Pope to Puglia Day 24 Stignano to San Giovanni Rotondo – 22 km

In San Marco in Lamis, Antonio delivered a 15-minute master class on the history of the area.  The Longobards, who were probably from Saxony, swept down into Italy in the 6th century because they heard about the temperate climate, good food, fine wine and the thermal baths.  They Christianized one of their pagan gods to become St Michael, the Archangel, who is often depicted with blond hair, sword aloft ready to strike a serpent.  The road we are walking, called the Via Sacra Longobardorum, has been travelled for over a thousand years by pilgrims on their way to the cave of St Michael at Monte Sant’Angelo, where we will be tomorrow.  In Catholic teaching this cave is one of the three pilgrimages needed for salvation, the other two being St James of Compostela and Jerusalem.  Armed with that perspective we set off for what turned out to be one of the most magnificent walks of our entire journey through pine forests, cow pastures, fields of wildflowers, up 3800 ft to a crest from which the Adriatic Sea was shimmering in the distance.

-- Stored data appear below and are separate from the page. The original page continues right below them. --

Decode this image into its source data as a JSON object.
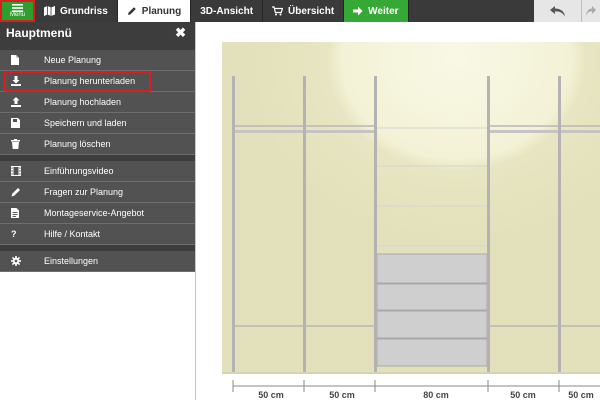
{
  "toolbar": {
    "menu_label": "Menü",
    "tabs": {
      "grundriss": "Grundriss",
      "planung": "Planung",
      "ansicht_prefix": "3D",
      "ansicht": "3D-Ansicht",
      "uebersicht": "Übersicht",
      "weiter": "Weiter"
    }
  },
  "menu": {
    "title": "Hauptmenü",
    "items": [
      {
        "label": "Neue Planung",
        "icon": "file-icon"
      },
      {
        "label": "Planung herunterladen",
        "icon": "download-icon",
        "highlighted": true
      },
      {
        "label": "Planung hochladen",
        "icon": "upload-icon"
      },
      {
        "label": "Speichern und laden",
        "icon": "save-icon"
      },
      {
        "label": "Planung löschen",
        "icon": "trash-icon"
      },
      {
        "label": "Einführungsvideo",
        "icon": "film-icon"
      },
      {
        "label": "Fragen zur Planung",
        "icon": "pencil-icon"
      },
      {
        "label": "Montageservice-Angebot",
        "icon": "document-icon"
      },
      {
        "label": "Hilfe / Kontakt",
        "icon": "question-icon"
      },
      {
        "label": "Einstellungen",
        "icon": "gear-icon"
      }
    ]
  },
  "dimensions": [
    "50 cm",
    "50 cm",
    "80 cm",
    "50 cm",
    "50 cm"
  ],
  "colors": {
    "menu_green": "#2f9e2f",
    "highlight_red": "#d42020",
    "wall": "#e9e7c4"
  }
}
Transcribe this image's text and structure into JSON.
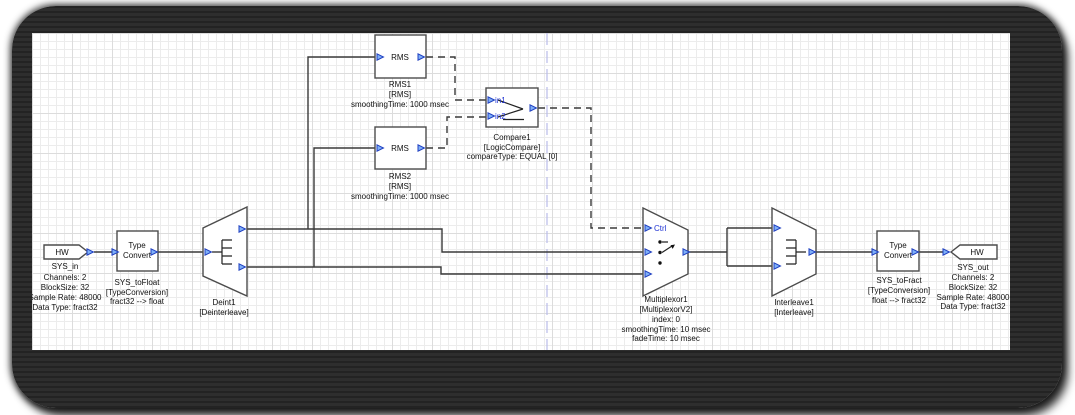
{
  "theme": {
    "accent": "#2336d4",
    "wire": "#3a3a3a",
    "block-border": "#4c4c4c",
    "grid-minor": "#ececec",
    "grid-major": "#dcdcdc",
    "page-line": "#b9bce8",
    "frame": "#2a2a2a",
    "canvas-bg": "#ffffff"
  },
  "blocks": {
    "sys_in": {
      "title": "HW",
      "name": "SYS_in",
      "props": [
        "Channels: 2",
        "BlockSize: 32",
        "Sample Rate: 48000",
        "Data Type: fract32"
      ]
    },
    "type_convert_in": {
      "title_line1": "Type",
      "title_line2": "Convert",
      "name": "SYS_toFloat",
      "type": "[TypeConversion]",
      "conversion": "fract32 --> float"
    },
    "deint": {
      "icon": "deinterleave-comb-icon",
      "name": "Deint1",
      "type": "[Deinterleave]"
    },
    "rms1": {
      "title": "RMS",
      "name": "RMS1",
      "type": "[RMS]",
      "props": [
        "smoothingTime: 1000 msec"
      ]
    },
    "rms2": {
      "title": "RMS",
      "name": "RMS2",
      "type": "[RMS]",
      "props": [
        "smoothingTime: 1000 msec"
      ]
    },
    "compare": {
      "icon": "comparator-icon",
      "pin_in1": "in1",
      "pin_in2": "in2",
      "name": "Compare1",
      "type": "[LogicCompare]",
      "props": [
        "compareType: EQUAL [0]"
      ]
    },
    "mux": {
      "icon": "switch-icon",
      "pin_ctrl": "Ctrl",
      "name": "Multiplexor1",
      "type": "[MultiplexorV2]",
      "props": [
        "index: 0",
        "smoothingTime: 10 msec",
        "fadeTime: 10 msec"
      ]
    },
    "interleave": {
      "icon": "interleave-comb-icon",
      "name": "Interleave1",
      "type": "[Interleave]"
    },
    "type_convert_out": {
      "title_line1": "Type",
      "title_line2": "Convert",
      "name": "SYS_toFract",
      "type": "[TypeConversion]",
      "conversion": "float --> fract32"
    },
    "sys_out": {
      "title": "HW",
      "name": "SYS_out",
      "props": [
        "Channels: 2",
        "BlockSize: 32",
        "Sample Rate: 48000",
        "Data Type: fract32"
      ]
    }
  }
}
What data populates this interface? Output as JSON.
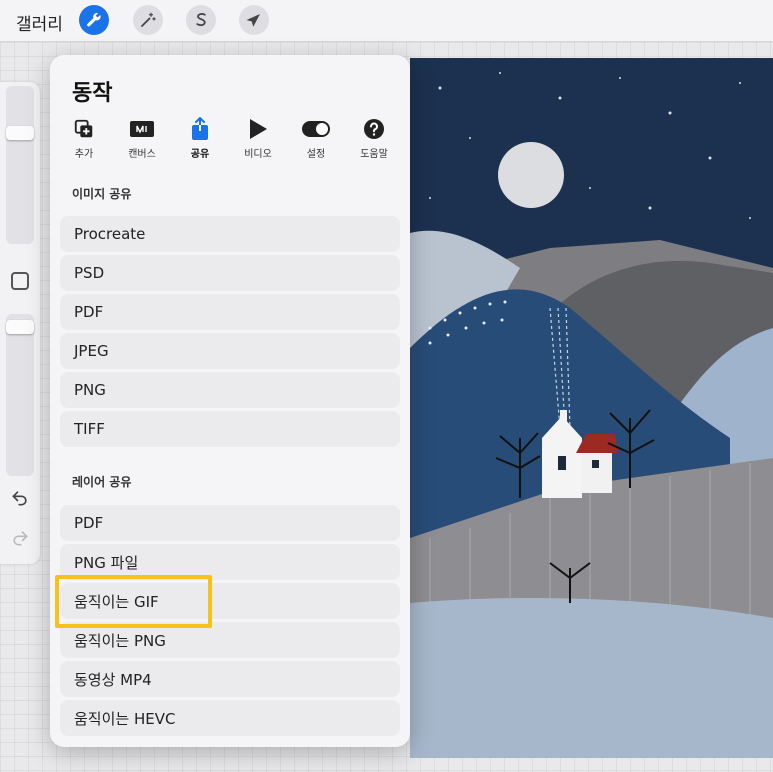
{
  "topbar": {
    "gallery_label": "갤러리"
  },
  "panel": {
    "title": "동작",
    "tabs": [
      {
        "label": "추가",
        "icon": "add-icon"
      },
      {
        "label": "캔버스",
        "icon": "canvas-icon"
      },
      {
        "label": "공유",
        "icon": "share-icon"
      },
      {
        "label": "비디오",
        "icon": "play-icon"
      },
      {
        "label": "설정",
        "icon": "toggle-icon"
      },
      {
        "label": "도움말",
        "icon": "help-icon"
      }
    ],
    "image_share_label": "이미지 공유",
    "image_share": [
      "Procreate",
      "PSD",
      "PDF",
      "JPEG",
      "PNG",
      "TIFF"
    ],
    "layer_share_label": "레이어 공유",
    "layer_share": [
      "PDF",
      "PNG 파일",
      "움직이는 GIF",
      "움직이는 PNG",
      "동영상 MP4",
      "움직이는 HEVC"
    ]
  },
  "colors": {
    "accent": "#1a73e8",
    "highlight": "#f7c21b"
  }
}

It was breathtaking.

Our stop this evening is the town of San Giovanni Rotondo, where Padre Pio lived most of his life.  It is packed with religious pilgrims who flock to his sanctuary for divine intervention, apparently on a par with Lourdes.   Stores hawking religious figurines and relics line the streets, busloads of supplicants crowd the sanctuary, a sense of subdued hysteria permeates the area.  We retired to the historic center where the heart of a prosperous medieval Italian town beats unabated.